Сидевший рядом с ней Бонд ошибочно считал, что это ее молчание было вызвано напряжением. Он уже начал строить догадки, как станут развиваться события. На каждом перекрестке он ждал, что шофер неожиданно прибавит газ и свернет в какой-нибудь темный переулок, где их уже ждут. Он машинально прикидывал, какие контрмеры ему удастся предпринять, как вдруг с тошнотой вспомнил, что ничего этого не нужно, и что сегодняшнее похищение было не опасностью, которую следует избежать, а целью, к которой необходимо стремиться. Вдруг улица стала шире, тени отступили, и такси, замедляя ход, поползло к вершине холма, где мерцали огни ресторана под открытым небом. Водитель затормозил, выключил двигатель и стал спокойно ждать, пока с ним расплатятся.

Отдавая деньги шоферу Бонд хладнокровно рассудил, что будет вести себя так, как будто это была обыкновенная встреча английского визитера с очаровательной гречанкой, которой не терпится развлечь гостя. Когда они подходили к узкой лесенке, ведущей к ресторану, их плечи на мгновение соприкоснулись. Бонд обнял Ариадну за талию и прошептал:

– Будем наслаждаться нашим ужином. Никто не в силах нам в этом помешать.

Изогнув спину не то в волнении, не то в любовной истоме, она обернулась к нему, ее упругая грудь коснулась его руки. Было достаточно светло, и он разглядел, как в ее глазах и на губах промелькнула выражение открытого вызова. Ее рука со странной доверительностью пожала его руку.

– Никто и не помешает, – ответила она. – Никто не испортит нам ужин... Джеймс. Можно, я буду так тебя называть? А ты называй меня Ариадной, если выговоришь.

– Ариадна. Ничего сложного. Всего четыре прелестных слога.

– Настоящей Ариадне было уготовано стать женой афинского царя Тезея. Она помогла ему убить Минотавра – монстра с головой быка, обитавшего в лабиринте. Но потом Тезей уплыл, оставив ее на острове Наксос, чтобы...

– Чтобы?

– Я забыла, что было дальше. Кажется, потом он победил Калидонского вепря. Во всяком случае, Ариадне не долго пришлось быть одной. Случилось так, что поблизости пролетал бог виноделия Дионис, он-то и похитил ее. По странному стечению обстоятельств, этот ресторанчик назван в его честь. О чем ты задумался? Красиво, правда?

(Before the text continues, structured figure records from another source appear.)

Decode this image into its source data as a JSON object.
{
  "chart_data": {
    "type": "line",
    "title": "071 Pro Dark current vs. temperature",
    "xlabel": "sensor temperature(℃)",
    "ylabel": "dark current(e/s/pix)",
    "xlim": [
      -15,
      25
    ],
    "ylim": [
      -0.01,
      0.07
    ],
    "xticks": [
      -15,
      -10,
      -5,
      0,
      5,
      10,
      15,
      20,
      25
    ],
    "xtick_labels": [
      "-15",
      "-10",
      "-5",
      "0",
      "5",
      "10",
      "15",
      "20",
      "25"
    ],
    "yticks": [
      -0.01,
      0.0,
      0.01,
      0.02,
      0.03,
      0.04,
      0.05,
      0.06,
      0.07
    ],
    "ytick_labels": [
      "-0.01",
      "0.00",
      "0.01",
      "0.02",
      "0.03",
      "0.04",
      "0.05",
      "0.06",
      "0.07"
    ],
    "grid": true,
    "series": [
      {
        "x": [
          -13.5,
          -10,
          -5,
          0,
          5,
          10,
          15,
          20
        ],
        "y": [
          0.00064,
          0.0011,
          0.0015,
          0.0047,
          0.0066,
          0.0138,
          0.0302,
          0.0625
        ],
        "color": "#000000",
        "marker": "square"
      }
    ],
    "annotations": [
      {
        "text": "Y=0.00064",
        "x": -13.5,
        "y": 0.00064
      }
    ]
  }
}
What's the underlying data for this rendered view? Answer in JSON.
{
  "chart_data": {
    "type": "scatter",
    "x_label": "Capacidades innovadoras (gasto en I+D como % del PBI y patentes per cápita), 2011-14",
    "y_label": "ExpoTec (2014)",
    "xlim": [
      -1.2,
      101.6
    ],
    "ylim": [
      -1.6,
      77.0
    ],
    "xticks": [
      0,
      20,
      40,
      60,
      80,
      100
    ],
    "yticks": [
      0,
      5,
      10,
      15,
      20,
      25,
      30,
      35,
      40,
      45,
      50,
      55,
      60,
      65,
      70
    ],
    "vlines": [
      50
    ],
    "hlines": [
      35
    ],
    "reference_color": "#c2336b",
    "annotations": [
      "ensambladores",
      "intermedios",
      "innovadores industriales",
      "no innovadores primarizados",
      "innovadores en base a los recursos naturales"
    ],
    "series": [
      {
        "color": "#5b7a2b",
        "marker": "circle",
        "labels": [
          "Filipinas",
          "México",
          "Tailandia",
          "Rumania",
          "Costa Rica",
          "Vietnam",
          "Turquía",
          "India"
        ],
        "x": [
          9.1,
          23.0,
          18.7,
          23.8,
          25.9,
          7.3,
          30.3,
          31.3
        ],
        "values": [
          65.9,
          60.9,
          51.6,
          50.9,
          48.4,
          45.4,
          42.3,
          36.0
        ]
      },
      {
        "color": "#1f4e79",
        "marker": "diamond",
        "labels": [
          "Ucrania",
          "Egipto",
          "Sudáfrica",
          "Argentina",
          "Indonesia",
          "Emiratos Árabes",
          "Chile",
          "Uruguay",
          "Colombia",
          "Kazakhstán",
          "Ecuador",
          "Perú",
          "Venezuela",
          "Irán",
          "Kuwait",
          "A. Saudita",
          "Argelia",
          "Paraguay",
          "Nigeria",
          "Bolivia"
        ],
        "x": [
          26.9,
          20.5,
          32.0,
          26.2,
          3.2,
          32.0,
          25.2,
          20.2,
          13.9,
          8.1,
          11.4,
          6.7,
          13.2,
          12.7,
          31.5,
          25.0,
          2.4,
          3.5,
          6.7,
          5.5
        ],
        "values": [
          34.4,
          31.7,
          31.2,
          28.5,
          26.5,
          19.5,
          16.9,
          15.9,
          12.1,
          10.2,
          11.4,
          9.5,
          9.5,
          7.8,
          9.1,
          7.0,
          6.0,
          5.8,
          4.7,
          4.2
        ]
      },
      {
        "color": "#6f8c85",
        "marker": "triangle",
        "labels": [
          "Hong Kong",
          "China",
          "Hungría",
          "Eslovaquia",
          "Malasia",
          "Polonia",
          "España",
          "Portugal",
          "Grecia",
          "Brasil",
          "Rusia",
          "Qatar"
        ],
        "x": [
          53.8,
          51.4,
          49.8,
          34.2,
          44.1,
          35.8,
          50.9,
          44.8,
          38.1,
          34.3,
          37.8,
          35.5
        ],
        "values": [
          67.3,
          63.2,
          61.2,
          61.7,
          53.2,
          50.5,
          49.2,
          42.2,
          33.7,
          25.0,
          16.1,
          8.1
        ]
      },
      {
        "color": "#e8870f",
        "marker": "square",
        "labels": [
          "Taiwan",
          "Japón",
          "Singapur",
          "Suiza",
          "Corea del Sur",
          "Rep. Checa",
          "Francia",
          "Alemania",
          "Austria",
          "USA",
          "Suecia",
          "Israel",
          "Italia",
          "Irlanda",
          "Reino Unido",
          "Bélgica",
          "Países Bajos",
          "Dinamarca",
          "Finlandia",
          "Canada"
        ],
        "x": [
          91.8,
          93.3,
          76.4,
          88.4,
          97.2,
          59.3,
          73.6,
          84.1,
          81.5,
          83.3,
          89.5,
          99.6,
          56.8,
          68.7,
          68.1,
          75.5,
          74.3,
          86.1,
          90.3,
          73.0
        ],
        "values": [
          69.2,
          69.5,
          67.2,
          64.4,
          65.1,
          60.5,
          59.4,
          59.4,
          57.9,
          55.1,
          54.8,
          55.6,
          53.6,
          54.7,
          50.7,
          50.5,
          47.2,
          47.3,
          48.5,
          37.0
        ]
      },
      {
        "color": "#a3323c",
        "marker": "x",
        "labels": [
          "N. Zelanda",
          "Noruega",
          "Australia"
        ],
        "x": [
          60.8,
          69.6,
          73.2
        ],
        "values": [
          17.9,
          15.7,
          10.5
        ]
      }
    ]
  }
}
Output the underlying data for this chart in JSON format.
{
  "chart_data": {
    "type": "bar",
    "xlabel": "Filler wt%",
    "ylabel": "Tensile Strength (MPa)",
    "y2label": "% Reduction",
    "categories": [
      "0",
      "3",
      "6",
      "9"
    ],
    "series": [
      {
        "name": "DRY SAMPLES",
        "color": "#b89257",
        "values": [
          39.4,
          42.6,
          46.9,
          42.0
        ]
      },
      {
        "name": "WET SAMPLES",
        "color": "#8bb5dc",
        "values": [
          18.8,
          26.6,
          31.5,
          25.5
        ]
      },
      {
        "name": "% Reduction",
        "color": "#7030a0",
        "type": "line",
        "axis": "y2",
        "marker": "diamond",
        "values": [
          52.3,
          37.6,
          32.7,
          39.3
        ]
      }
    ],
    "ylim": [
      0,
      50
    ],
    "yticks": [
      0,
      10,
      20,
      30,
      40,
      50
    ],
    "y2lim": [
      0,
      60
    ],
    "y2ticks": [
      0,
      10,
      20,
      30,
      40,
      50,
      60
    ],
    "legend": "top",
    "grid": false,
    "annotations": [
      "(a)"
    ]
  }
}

С вершины лестницы открывалась панорама Акрополя – громадную скалу украшали храмы эпохи золотого века Афин, ее основание освещали огни театра Герода Аттика. Панораму венчала залитая лунным светом громада Парфенона – святилища богини Афины, которое, Бонд знал, считается самым красивым сооружением в мире. Теперь он убедился, что храм действительно был прекрасен, однако ему не давал покоя тот крошечный эпизод, произошедший минуту назад Ариадна Александру прервала свой рассказ так, как человек едва не выдавший по оплошности важный секрет. Но что важного или секретного может быть в подвиге мифологического героя?

Не найдя ответа, Бонд забыл об эпизоде. Он ощущал прилив нежности, видя, как страстно хочется Ариадне, чтобы этот великолепный вид произвел на него впечатление.

– Никогда в жизни я не видел ничего подобного, – однако его слова прозвучали как-то натянуто.

– Я рада, что тебе нравится, потому что это самая главная наша достопримечательность. – Она вошла в ресторан. – Кухня здесь довольно-таки дорогая и претенциозная, хотя если знать, что заказывать, можно вполне сносно поесть. Предоставь это мне.